I’m also interested into some D alternatives that’s not Rust (🤮🤮🤮🤮🤮 - no I’m not a Lunduke fan, but a gamedev, also no “const by default” languages!), has metaprogramming capabilities, and no (mandatory) header files (🤮🤮🤮🤮🤮), in case I decide to leave. I have a game engine that could be ported, its resource management needs to decoupled for D’s garbage collection though.


It definitely is capable of it now, if you put some effort into guiding it, and you’re working in a popular domain/language. It couldn’t really do it a year ago though so you might just be a bit out of date.

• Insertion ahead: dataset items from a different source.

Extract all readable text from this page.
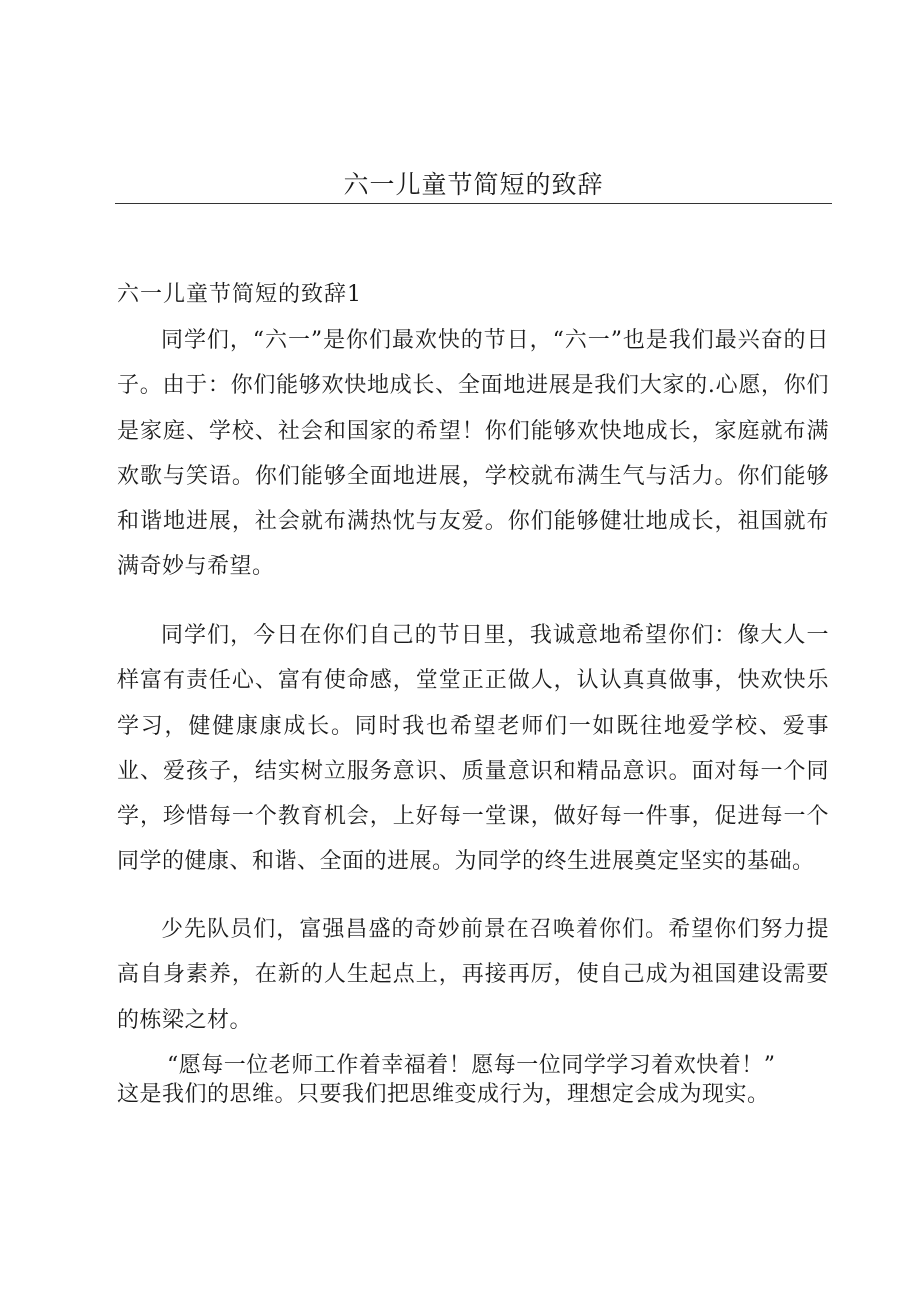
六一儿童节简短的致辞
六一儿童节简短的致辞1

同学们，“六一”是你们最欢快的节日，“六一”也是我们最兴奋的日子。由于：你们能够欢快地成长、全面地进展是我们大家的.心愿，你们是家庭、学校、社会和国家的希望！你们能够欢快地成长，家庭就布满欢歌与笑语。你们能够全面地进展，学校就布满生气与活力。你们能够和谐地进展，社会就布满热忱与友爱。你们能够健壮地成长，祖国就布满奇妙与希望。

同学们，今日在你们自己的节日里，我诚意地希望你们：像大人一样富有责任心、富有使命感，堂堂正正做人，认认真真做事，快欢快乐学习，健健康康成长。同时我也希望老师们一如既往地爱学校、爱事业、爱孩子，结实树立服务意识、质量意识和精品意识。面对每一个同学，珍惜每一个教育机会，上好每一堂课，做好每一件事，促进每一个同学的健康、和谐、全面的进展。为同学的终生进展奠定坚实的基础。

少先队员们，富强昌盛的奇妙前景在召唤着你们。希望你们努力提高自身素养，在新的人生起点上，再接再厉，使自己成为祖国建设需要的栋梁之材。

“愿每一位老师工作着幸福着！愿每一位同学学习着欢快着！”
这是我们的思维。只要我们把思维变成行为，理想定会成为现实。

I experiment with it quite a bit just because that’s what all the employers want right now, and I never get good results. It’s not good at making “decisions,” and you don’t really know what decisions that will need to be made until you start coding. Or, you can meticulously plan and review everything, which can take longer than just writing the code (we already have pretty good precise languages to specify behavior). To be clear, I’m talking about all the small decisions like, “I’ve already wrote similar code to this, maybe I should refactor it out to a function,” “maybe I should use a hashset here instead of an list,” “I should probably use stable_sort here instead of sort,” “maybe this endpoint should accept PUT instead of POST,” etc.